Z danych, o które poprosiliśmy Polski Związek Łowiecki wynika, że polowania wielkoobszarowe, zbiorowe i zsynchronizowane odbywały się w 8 województwach – pomorskim, warmińsko-mazurskim, podlaskim, mazowieckim, lubelskim, świętokrzyskim, łódzkim i podkarpackim.
W styczniu odbyły się trzy polowania zbiorowe, a ich wyniki kształtują się następująco:
- I polowanie w dniach 12–13 stycznia 2019 – 477 sztuk (z danych, które otrzymaliśmy z PZŁ po 1 weekendzie polowań wynika, że liczba wynosiła 721 szt, wkradła się pewna "nieścisłość" przepływu informacji, TUTAJ, czekamy na wyjaśnienie sprawy)
- II polowanie w dniach 19–20 stycznia 2019 – 213 sztuk
- III polowanie 26–27 stycznia 2019 – 228 sztuk.
Razem podczas trzech polowań wielkoobszarowych, zbiorowych i skoordynowanych na terenie 8 województw odstrzelono 918 dzików. Do zakończenia sezonu łowieckiego pozostało półtora miesiąca, ciekawe zatem czy PZŁ wywiąże się z rocznego planu odstrzału, który - jak już wspomnieliśmy wcześniej – wynosi 185 tyś. sztuk.

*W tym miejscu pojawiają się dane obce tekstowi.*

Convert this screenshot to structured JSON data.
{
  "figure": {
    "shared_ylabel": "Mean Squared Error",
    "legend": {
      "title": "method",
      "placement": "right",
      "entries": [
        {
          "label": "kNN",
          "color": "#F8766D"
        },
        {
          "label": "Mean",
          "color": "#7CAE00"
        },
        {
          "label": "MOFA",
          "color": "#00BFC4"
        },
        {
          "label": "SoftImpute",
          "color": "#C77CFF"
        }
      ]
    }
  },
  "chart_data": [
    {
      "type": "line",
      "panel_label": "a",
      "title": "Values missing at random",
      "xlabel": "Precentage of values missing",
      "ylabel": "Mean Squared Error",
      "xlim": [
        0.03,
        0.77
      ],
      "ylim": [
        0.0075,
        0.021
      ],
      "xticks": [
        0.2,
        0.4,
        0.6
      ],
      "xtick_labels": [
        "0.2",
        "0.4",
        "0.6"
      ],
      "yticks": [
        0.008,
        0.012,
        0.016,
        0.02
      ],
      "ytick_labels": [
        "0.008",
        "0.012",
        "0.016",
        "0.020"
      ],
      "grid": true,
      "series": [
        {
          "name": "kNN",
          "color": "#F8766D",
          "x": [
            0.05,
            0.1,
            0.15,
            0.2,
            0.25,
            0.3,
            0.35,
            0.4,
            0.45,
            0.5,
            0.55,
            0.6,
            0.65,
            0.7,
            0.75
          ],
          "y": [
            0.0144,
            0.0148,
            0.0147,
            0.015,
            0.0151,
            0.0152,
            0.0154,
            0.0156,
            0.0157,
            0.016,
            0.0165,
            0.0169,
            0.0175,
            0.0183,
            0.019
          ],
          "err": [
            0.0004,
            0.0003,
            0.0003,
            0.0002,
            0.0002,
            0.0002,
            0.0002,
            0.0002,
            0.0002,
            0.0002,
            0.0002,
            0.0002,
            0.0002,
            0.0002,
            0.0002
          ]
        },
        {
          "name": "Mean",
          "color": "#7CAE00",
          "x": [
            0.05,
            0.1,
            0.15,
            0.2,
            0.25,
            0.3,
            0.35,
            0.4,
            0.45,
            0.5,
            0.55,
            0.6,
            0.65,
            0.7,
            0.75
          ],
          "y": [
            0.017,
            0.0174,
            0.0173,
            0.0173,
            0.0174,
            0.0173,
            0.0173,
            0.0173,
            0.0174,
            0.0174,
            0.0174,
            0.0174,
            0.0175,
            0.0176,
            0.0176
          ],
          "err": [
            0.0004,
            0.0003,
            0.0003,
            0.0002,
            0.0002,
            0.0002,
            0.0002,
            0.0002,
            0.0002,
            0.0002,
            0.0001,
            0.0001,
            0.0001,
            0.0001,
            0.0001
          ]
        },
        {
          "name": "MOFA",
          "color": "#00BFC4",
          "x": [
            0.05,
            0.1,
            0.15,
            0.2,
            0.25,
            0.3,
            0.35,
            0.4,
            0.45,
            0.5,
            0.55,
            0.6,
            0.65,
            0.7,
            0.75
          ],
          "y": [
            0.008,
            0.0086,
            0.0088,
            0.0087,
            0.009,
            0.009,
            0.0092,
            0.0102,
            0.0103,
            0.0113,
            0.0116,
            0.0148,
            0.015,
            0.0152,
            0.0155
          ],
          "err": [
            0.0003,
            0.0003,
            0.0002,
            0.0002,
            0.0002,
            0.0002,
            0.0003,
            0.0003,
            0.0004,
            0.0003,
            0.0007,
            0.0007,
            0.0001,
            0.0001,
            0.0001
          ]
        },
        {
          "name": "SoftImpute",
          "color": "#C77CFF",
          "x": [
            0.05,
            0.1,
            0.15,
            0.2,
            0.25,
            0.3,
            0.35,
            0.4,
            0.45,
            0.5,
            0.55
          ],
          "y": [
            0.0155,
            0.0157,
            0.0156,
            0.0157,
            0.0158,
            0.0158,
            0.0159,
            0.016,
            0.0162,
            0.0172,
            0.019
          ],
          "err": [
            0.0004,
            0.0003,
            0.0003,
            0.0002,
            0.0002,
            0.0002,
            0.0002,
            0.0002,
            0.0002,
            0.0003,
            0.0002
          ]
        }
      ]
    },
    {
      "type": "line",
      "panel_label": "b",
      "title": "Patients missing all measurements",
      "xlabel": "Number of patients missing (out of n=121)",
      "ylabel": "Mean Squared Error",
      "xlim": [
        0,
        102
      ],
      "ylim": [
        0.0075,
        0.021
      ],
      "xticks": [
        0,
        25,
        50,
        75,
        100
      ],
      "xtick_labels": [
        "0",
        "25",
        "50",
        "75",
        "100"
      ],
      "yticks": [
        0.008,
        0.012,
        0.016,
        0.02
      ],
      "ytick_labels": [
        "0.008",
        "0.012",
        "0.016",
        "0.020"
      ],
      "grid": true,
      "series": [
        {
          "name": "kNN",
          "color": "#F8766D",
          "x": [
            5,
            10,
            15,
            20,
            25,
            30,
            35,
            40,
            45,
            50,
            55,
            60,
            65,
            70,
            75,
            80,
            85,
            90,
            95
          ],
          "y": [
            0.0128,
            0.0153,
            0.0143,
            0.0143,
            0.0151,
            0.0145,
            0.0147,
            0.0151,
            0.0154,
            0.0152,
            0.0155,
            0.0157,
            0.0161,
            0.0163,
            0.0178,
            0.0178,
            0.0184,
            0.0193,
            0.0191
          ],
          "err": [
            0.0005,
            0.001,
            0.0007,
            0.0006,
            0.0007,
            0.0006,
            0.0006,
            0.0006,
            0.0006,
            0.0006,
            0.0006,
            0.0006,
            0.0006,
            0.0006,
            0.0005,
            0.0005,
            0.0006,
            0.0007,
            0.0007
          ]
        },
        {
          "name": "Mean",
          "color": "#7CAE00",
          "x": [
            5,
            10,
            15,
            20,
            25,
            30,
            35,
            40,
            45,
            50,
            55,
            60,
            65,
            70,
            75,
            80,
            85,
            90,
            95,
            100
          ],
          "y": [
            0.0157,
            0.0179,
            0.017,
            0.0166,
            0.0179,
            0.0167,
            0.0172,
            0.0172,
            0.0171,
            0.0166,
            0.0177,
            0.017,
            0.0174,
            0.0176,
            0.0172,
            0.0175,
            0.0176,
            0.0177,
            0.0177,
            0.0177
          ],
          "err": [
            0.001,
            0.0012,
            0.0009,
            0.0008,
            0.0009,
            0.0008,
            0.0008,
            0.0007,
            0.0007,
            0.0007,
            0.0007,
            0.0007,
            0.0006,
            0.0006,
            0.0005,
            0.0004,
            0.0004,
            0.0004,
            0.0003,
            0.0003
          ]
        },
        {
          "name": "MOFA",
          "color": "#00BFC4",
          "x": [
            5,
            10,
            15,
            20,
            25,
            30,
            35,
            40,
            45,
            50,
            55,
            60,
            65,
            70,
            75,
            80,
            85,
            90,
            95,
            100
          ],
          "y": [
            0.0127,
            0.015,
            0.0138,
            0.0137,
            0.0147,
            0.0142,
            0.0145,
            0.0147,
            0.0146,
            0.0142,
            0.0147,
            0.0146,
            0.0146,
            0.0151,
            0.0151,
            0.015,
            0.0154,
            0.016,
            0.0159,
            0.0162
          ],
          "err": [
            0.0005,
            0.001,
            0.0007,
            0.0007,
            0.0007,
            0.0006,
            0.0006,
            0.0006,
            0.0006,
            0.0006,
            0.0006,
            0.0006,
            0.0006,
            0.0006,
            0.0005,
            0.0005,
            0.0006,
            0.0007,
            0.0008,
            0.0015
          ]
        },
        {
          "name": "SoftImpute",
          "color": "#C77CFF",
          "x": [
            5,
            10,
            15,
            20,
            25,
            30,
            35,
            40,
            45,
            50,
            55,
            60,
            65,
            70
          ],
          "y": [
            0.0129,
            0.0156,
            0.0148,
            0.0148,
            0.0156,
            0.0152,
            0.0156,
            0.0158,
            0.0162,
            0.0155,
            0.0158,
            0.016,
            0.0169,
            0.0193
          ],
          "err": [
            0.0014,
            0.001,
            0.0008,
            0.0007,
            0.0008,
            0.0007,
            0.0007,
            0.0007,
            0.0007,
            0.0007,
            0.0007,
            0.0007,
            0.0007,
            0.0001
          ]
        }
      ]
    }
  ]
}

Przed rozpoczęciem polowań zbiorowych stan odstrzału wynosił 165 500 sztuk. Z danych wynika, że po polowaniach liczba zmniejszyła się o 918 sztuk, czyli do wykonania planowego odstrzału jest jeszcze (185 000 – 166 418) 18 582 dzików.
Jeżeli PZŁ realizuje założenia rocznych planów odstrzału (185 tyś. sztuk), średnio miesięcznie myśliwi powinni odstrzelić 15 416 dzików. Czy jest to zatem możliwe?